None of the current surveillance streams monitoring the presence of scrapie in Great Britain provide a comprehensive and unbiased estimate of the prevalence of the disease at the holding level. Previous work to estimate the under-ascertainment adjusted prevalence of scrapie in Great Britain applied multiple-list capture-recapture methods. The enforcement of new control measures on scrapie-affected holdings in 2004 has stopped the overlapping between surveillance sources and, hence, the application of multiple-list capture-recapture models. Alternative methods, still under the capture-recapture methodology, relying on repeated entries in one single list have been suggested in these situations. In this article, we apply one-list capture-recapture approaches to data held on the Scrapie Notifications Database to estimate the undetected population of scrapie-affected holdings with clinical disease in Great Britain for the years 2002, 2003, and 2004. For doing so, we develop a new diagnostic tool for indication of heterogeneity as well as a new understanding of the Zelterman and Chao's lower bound estimators to account for potential unobserved heterogeneity. We demonstrate that the Zelterman estimator can be viewed as a maximum likelihood estimator for a special, locally truncated Poisson likelihood equivalent to a binomial likelihood.
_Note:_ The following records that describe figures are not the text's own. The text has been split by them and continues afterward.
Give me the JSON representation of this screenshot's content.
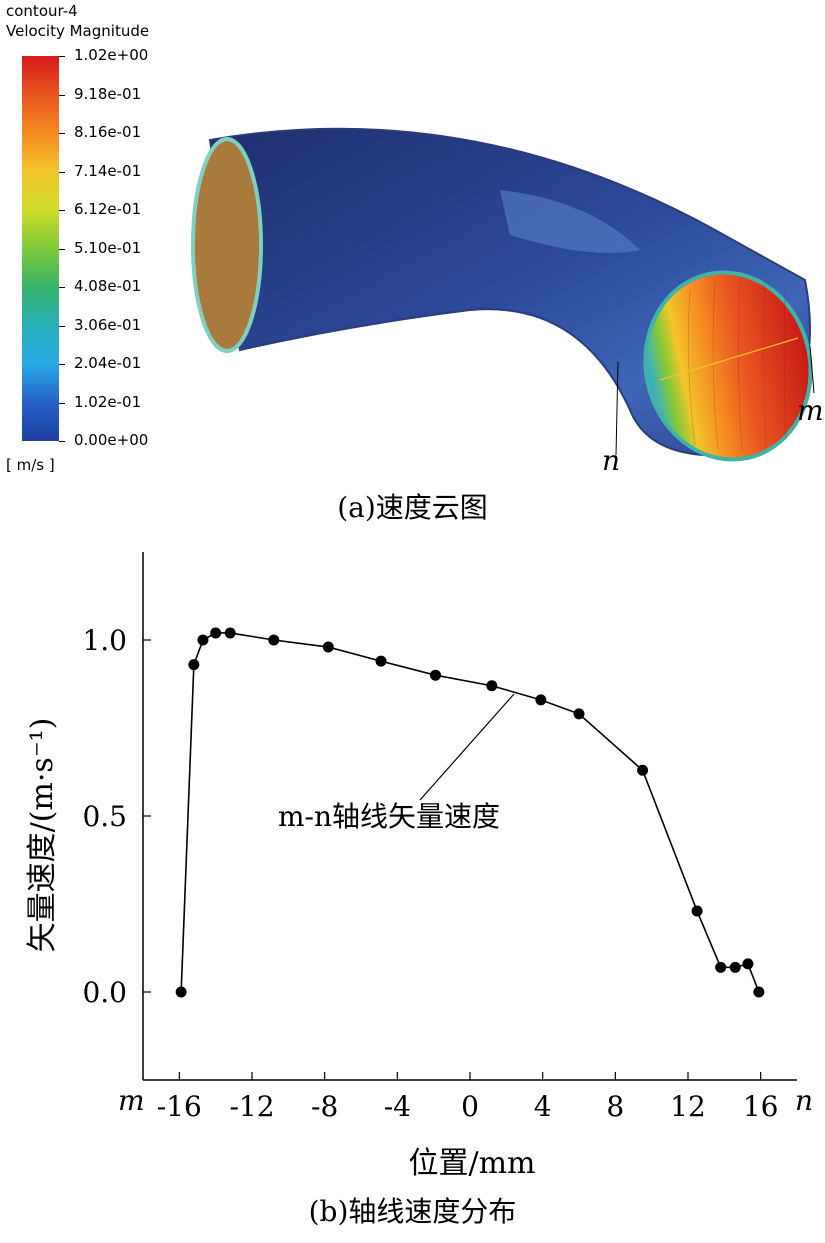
{
  "figure_a": {
    "colorbar": {
      "name": "contour-4",
      "quantity": "Velocity Magnitude",
      "unit": "[ m/s ]",
      "ticks": [
        "1.02e+00",
        "9.18e-01",
        "8.16e-01",
        "7.14e-01",
        "6.12e-01",
        "5.10e-01",
        "4.08e-01",
        "3.06e-01",
        "2.04e-01",
        "1.02e-01",
        "0.00e+00"
      ],
      "colors": [
        "#d7191c",
        "#e8551f",
        "#f58a22",
        "#f2c52a",
        "#cfdc2a",
        "#7ec83a",
        "#38b36a",
        "#28b0b8",
        "#2aa9e6",
        "#2460c9",
        "#1f3f9e"
      ]
    },
    "point_labels": {
      "n": "n",
      "m": "m"
    },
    "caption": "(a)速度云图"
  },
  "figure_b": {
    "caption": "(b)轴线速度分布",
    "annotation": "m-n轴线矢量速度",
    "axis_end_labels": {
      "left": "m",
      "right": "n"
    }
  },
  "chart_data": {
    "type": "line",
    "xlabel": "位置/mm",
    "ylabel": "矢量速度/(m·s⁻¹)",
    "xlim": [
      -18,
      18
    ],
    "ylim": [
      -0.25,
      1.25
    ],
    "xticks": [
      -16,
      -12,
      -8,
      -4,
      0,
      4,
      8,
      12,
      16
    ],
    "yticks": [
      0.0,
      0.5,
      1.0
    ],
    "ytick_labels": [
      "0.0",
      "0.5",
      "1.0"
    ],
    "grid": false,
    "series": [
      {
        "x": [
          -15.9,
          -15.2,
          -14.7,
          -14.0,
          -13.2,
          -10.8,
          -7.8,
          -4.9,
          -1.9,
          1.2,
          3.9,
          6.0,
          9.5,
          12.5,
          13.8,
          14.6,
          15.3,
          15.9
        ],
        "y": [
          0.0,
          0.93,
          1.0,
          1.02,
          1.02,
          1.0,
          0.98,
          0.94,
          0.9,
          0.87,
          0.83,
          0.79,
          0.63,
          0.23,
          0.07,
          0.07,
          0.08,
          0.0
        ]
      }
    ]
  }
}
This understanding allows the extension of the Zelterman approach by means of logistic regression to include observed heterogeneity in the form of covariates-in case studied here, the holding size and country of origin. Our results confirm the presence of substantial unobserved heterogeneity supporting the application of our two estimators. The total scrapie-affected holding population in Great Britain is around 300 holdings per year. None of the covariates appear to inform the model significantly.